Quantum teleportation is a fascinating process that involves transferring the quantum state of a particle to another distant location without physically moving or measuring the particle itself. This process could be at the core of realizing the so-called "quantum internet"—a version of the internet capable of securely and instantaneously transmitting quantum information between devices on the same network.

Quantum teleportation is not a novel idea and has been experimentally demonstrated multiple times in the past. However, most previous demonstrations relied on frequency conversion rather than operating natively in the telecommunications band.

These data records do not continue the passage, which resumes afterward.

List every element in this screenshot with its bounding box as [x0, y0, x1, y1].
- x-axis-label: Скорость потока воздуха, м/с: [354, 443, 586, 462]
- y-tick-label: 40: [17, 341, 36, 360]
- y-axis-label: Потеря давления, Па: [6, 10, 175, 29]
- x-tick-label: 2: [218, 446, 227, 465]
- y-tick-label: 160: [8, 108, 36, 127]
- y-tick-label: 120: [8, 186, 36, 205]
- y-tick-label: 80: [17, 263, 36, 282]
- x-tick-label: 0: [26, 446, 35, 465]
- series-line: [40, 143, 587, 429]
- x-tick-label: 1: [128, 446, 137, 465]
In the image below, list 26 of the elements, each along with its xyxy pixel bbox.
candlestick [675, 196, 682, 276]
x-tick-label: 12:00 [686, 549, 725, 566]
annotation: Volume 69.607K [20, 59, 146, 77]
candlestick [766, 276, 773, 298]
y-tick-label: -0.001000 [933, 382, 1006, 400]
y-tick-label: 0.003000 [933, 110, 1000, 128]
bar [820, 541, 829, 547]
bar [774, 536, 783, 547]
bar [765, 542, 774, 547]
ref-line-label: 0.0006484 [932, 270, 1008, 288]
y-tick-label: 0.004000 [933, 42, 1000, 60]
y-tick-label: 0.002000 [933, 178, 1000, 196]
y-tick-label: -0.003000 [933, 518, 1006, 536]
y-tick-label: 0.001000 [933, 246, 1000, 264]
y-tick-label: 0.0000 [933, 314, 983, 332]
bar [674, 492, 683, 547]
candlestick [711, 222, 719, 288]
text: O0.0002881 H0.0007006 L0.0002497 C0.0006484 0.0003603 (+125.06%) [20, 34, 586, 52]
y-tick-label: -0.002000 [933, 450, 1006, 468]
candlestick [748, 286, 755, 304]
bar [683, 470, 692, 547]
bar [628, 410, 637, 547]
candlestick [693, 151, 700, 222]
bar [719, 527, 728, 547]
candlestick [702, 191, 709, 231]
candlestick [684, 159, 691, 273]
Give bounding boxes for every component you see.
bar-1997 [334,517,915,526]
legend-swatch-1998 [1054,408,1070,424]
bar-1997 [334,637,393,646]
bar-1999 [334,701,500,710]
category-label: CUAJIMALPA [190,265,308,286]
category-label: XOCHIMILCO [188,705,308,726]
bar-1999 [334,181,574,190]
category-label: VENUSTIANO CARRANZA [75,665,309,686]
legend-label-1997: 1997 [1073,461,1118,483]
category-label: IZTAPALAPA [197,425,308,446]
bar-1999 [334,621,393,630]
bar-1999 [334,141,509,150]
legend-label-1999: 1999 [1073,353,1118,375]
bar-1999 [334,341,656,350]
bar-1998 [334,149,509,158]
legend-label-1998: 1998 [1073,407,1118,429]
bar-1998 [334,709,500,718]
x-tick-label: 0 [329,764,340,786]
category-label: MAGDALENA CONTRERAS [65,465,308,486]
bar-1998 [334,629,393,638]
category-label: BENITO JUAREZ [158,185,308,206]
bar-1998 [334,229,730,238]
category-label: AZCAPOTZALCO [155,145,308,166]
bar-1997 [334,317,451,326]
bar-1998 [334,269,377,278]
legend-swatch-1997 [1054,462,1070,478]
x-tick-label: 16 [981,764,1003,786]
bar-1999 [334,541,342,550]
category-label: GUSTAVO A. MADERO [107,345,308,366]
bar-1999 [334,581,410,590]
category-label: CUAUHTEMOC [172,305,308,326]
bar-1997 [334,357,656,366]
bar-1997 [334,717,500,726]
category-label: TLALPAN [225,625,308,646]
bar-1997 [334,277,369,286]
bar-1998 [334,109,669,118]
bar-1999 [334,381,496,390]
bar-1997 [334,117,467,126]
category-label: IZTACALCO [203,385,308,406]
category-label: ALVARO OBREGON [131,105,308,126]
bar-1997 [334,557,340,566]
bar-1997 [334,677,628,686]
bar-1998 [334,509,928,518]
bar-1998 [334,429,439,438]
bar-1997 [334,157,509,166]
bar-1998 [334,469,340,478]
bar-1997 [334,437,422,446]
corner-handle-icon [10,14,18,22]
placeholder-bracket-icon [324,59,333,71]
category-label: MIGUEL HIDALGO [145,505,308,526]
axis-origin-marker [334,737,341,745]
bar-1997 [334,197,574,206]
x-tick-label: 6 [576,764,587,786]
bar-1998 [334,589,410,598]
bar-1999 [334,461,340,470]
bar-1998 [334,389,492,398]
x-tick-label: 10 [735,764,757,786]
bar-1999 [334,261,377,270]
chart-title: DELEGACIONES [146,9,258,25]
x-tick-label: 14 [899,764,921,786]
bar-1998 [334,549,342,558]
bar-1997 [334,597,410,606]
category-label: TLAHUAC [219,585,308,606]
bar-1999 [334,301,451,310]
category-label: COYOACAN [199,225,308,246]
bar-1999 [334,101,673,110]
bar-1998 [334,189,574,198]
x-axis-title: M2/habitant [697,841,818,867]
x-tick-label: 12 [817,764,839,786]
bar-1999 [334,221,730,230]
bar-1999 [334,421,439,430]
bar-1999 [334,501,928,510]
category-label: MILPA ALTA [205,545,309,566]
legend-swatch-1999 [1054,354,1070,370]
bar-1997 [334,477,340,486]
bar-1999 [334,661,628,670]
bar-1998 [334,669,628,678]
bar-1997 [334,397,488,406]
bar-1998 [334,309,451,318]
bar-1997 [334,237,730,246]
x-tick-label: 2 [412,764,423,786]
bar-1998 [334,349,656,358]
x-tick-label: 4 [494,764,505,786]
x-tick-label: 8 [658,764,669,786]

Researchers at Nanjing University have recently demonstrated the teleportation of a telecom-wavelength photonic qubit (i.e., a quantum bit encoded in light at the same wavelength as that supporting current communications) to a telecom quantum memory. Their paper, published in Physical Review Letters, may open new possibilities for scalable quantum networks and even the quantum internet.

"Quantum teleportation has always been a fascinating protocol in quantum communication because it allows the transfer of quantum states without exposing any information," senior author Professor Xiaosong Ma told Phys.org. "To further extend the distance of state transmission, incorporating quantum memory into the quantum teleportation system is crucial."

The primary goal of Ma and his colleagues' recent study was to successfully integrate a telecom solid-state quantum memory into a quantum teleportation system, thereby enabling the storage of transmitted quantum information. The main role of this memory is to propagate and store entangled particles (i.e., entanglement distribution) through quantum networks.

Quantum networks rely on quantum repeaters, devices that break down information transmission distances into shorter, more manageable segments known as basic links. When quantum memories are placed at the ends of these segments, they can store quantum information for a time sufficient to establish entanglement across the entire network segment, enabling longer-distance transmission.

"We used five systems to complete the experiment," Ma explained. "They include input state preparation, an EPR source for generating entangled photon pairs from an integrated photonic chip, Bell-state measurement, and a quantum memory based on an erbium ion ensemble. We also employed frequency distribution and fine-tuning modules based on FP cavity and PDH technology."

The latest research by Ma and his colleagues shows that quantum information can be transmitted through networks using devices and light wavelengths compatible with current communication systems. The team's demonstration of quantum teleportation is expected to advance the development of quantum networks and contribute to the future realization of a reliable quantum internet.

Professor Ma added: "Our study demonstrates, for the first time, quantum teleportation from a telecom photon to a solid-state quantum memory based on erbium ions. All components in our system are perfectly compatible with existing optical fiber networks. This telecom-compatible platform for generating, storing, and processing photonic quantum states provides a highly promising approach for large-scale quantum networks."

As part of their next research efforts, the team plans to focus on improving the performance of the erbium-ion solid-state memory used in the experiment. More specifically, they aim to extend its storage time and increase its efficiency in storing quantum information.